Anyway, how did I do this? In 2005, I won the national category of the Regional Delegate Program (RDP) of linux.conf.au 2005, which was sponsored by Sun Microsystems. Basically it meant that as a winner within Australia, I got to visit a grassroots event that was similar to LCA and naturally that was OLS. This was a time that the kernel summit was organised alongside the OLS, and I was totally excited. Not only did Sun pay for my travel & expenses to LCA 2005 (my first time to Canberra to boot), they also covered me to head to Ottawa.
Consequently I met Simon Phipps for the first time in 2005, and he wrote this at his old Sun blog:
I really like that particular sponsorship as it allows the real stars of open source, the individual contributors, to attend the conference and gain recognition for their efforts. It works by paying the expenses and conference fees for ten key contributors (one from New Zealand and nine from around Australia) to attend the event, and then giving one of them (in this case Colin Charles from Victoria, a contributor to both Fedora and OpenOffice.org) an all-expenses paid trip to a conference in Europe or the US.

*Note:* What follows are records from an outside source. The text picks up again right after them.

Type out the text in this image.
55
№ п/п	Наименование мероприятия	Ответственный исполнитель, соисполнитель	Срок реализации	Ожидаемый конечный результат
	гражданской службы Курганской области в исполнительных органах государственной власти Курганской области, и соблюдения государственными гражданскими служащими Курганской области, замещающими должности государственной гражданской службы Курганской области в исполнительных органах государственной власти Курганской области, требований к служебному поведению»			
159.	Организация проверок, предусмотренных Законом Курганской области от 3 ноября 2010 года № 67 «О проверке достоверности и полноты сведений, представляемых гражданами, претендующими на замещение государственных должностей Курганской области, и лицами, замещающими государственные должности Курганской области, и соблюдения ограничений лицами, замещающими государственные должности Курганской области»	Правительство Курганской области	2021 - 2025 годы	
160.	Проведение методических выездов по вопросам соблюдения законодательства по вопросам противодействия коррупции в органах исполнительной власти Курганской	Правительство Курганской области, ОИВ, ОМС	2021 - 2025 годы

Who’d have thought that a relationship that started in 2005 would continue till this very day (we talked during due diligence of MySQL/Sun days, we worked together at Sun, and now Simon is the CEO of the MariaDB Foundation) in so many various different forms?
Looking back, connecting the dots, I’d like to think a lot of this was enabled by LCA and OLS (and the opensource stewardship that Sun Microsystems stood for). If anyone wants to look at a talk I wrote in 2005, about my experience with OLS and the very first Ubuntu Summit (pre-UDS, this was UbuntuDownUnder), take a look at The Last Two Weeks of My Life.
That said, I digress. This post is about OLS and its organiser Andrew Hutton (ajh). I’ve visited OLS several times as an attendee, and even as a speaker. I’ve not made it there in the last few years due to conflicting commitments, but I sincerely hope to make it there in 2015. You need to help the event by donating to OLS.
I’ve met so many people in various walks of life at OLS. OLS was a big event during the times of the kernel summit. It may have not grown much since, but the movers and shakers of the opensource world were always there. I learned so many new things, met so many great people, and networked with an awesome lot of folk.
That to me was the benefit of going all the way to Ottawa. Community. Camaraderie. Inclusiveness. Lasting friendship.